Nancy Olson, última sobrevivente do elenco de Crepúsculo dos Deuses


O clássico Crepúsculo dos Deuses (Sunset Boulevard, 1950), completou 70 anos em 2020. Nancy Olson, a atriz que interpretou a aspirante a escritora Betty Schaefer, é a única integrante do elenco (e equipe) que ainda vive.

Por este papel, ela recebeu sua única indicação ao Oscar, na categoria de Melhor Atriz Coadjuvante.


Nancy Ann Olson nasceu em 14 de julho de 1928, em Milwaukee, Wisconsin. Após terminar a faculdade, ela estreou como atriz no teatro, até ser descoberta por um agente da Paramount, que lhe ofereceu um contrato cinematográfico, em 1948.
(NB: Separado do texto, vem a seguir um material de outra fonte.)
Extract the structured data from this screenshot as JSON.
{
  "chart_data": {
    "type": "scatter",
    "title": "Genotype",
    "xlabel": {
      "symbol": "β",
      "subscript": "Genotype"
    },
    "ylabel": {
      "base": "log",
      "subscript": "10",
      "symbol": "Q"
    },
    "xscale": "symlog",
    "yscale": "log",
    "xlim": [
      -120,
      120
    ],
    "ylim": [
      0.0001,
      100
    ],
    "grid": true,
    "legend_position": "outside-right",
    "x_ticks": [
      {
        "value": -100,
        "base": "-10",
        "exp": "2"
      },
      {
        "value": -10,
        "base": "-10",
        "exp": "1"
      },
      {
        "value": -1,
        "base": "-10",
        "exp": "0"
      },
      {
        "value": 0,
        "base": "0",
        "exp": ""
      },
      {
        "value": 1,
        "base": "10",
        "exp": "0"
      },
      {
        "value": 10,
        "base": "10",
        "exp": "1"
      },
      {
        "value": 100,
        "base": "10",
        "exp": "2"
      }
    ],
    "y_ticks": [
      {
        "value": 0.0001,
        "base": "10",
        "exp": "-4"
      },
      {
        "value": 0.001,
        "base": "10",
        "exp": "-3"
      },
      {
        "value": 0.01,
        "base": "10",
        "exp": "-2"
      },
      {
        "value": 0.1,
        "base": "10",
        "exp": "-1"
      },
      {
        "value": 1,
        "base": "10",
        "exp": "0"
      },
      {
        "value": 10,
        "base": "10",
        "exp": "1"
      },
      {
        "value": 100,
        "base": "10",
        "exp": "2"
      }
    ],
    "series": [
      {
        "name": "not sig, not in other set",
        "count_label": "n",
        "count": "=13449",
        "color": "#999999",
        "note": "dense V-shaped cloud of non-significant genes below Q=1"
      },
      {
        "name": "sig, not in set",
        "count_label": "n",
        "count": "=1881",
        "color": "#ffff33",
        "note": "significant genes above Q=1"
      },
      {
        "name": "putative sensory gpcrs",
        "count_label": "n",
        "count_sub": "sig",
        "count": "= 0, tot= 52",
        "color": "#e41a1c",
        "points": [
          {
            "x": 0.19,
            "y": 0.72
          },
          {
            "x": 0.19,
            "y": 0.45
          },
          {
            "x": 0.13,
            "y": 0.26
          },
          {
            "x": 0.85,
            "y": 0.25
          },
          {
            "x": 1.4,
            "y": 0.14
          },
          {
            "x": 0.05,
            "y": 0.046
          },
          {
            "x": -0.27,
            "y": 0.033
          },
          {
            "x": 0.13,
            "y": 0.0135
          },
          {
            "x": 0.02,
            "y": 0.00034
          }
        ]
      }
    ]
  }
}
Sua estréia nas telas ocorreu em O Retrato de Jennie (Portrait of Jennie, 1948), em um pequeno papel de apoio. No ano seguinte, recebeu um papel maior no western Devastando Caminho (Canadian Pacific, 1949). 

Ainda em 1949 Cecil B. DeMille a convidou para interpretar Dalila no clássico Sansão e Dalila (Samson and Delilah, 1949), mas a atriz achou que não estava preparada para uma personagem tão importante, e declinou o papel, que foi interpretado pela atriz Hedy Lamarr.

Nancy Olson em Devastando Caminho

Caminhando pelos estúdios da Paramount, ela foi seguida pelo diretor Billy Wilder, que a abordou e a convidou para atuar em Crepúsculo dos Deuses (Sunset Boulevard, 1950), onde interpretou o interesse romântico de William Holden, o objeto de desejo da decadente atriz Norma Desmond (interpretada por Gloria Swanson).



A parceria com Holden foi considerada um grande sucesso, e o estúdio os colocou contracenando juntos em outros três filmes, Rastro Sangrento (Union Station, 1950), Quando Passar a Tormenta (Force of Arms, 1951) e O Tigre dos Mares (Submarine Command, 1951).


Ela também atuou em filmes como Uma Aventura Perigosa (Big Jim McLain, 1952), Meu Filho, Minha Vida (So Big, 1953), Aço de Boa Têmpera (The Boy From Oklahoma, 1954), Qual Será o Nosso Amanhã? (Battle Cry, 1955). Mas apesar de ser escalada para grandes produções, a atriz nunca mais repetiu o sucesso de Crepúsculo dos Deuses.

John Wayne e Nancy Olson em Uma Aventura Perigosa

Em 1950 ela se casou com o compositor Alan Jay Lerner, com quem teve duas filhas. A partitura de de My Fair Lady, o grande sucesso escrito por seu marido, em 1956, foi dedicado a ela.

Na metade da década de 50 Nancy deixou o cinema para dedicar-se a criação dos filhos, mas trabalhou eventualmente na televisão. Divorciada de Lerner em 1957, ela retornou as telas em 1960, em produções do estúdio Disney.

Na Disney, Nancy Olson atuou em Pollyana (Idem, 1960), O Fantástico Super-Homem (The Absent Minded Professor, 1961), O Fabuloso Criador de Encrencas (Son of Flubber, 1963), Smith! (Idem, 1969) e Folias na Neve (Snowball Express, 1972).

Nancy Olson e Halley Mills em Pollyana

Na década de 70 ela se mudou para Nova York, e passou a dedica-se mais ao teatro, mas fez diversas participações em séries de televisão. Nesta década, sua única participação no cinema foi no filme catástrofe Aeroporto 75 (Airport 1975, 1974), ao lado de um grande elenco de astros, como Charlton Heston, Karen Black, Mirna Loy e Gloria Swanson, sua antiga colega de Crepúsculo dos Deuses.

Nancy Olson em Aeroporto 75

Após atuar em Fazendo Amor (Making Love, 1982) e na série Paper Dolls (1983), ela anunciou sua aposentadoria. Mas em 1997 foi convidada para fazer uma participação especial em Flubber: Uma Invenção Desmiolada (Flubber, 1997), que era um remake de  O Fabuloso Criador de Encrencas (Son of Flubber, 1963), que ela havia estrelado na Disney, muitos anos antes.

Nancy Olson em Flubber: Uma Invenção Desmiolada

Após este retorno, fez mais uma participação em uma série de TV e atuou em Dumbbells (2014), uma comédia dirigida por seu filho Christopher Livingston, fruto de sua união com o produtor musical Alan Livingston (criador do palhaço Bozo), com quem ela se casou em 1962. O casal permaneceu juntos até a morte de Alan, em 2009.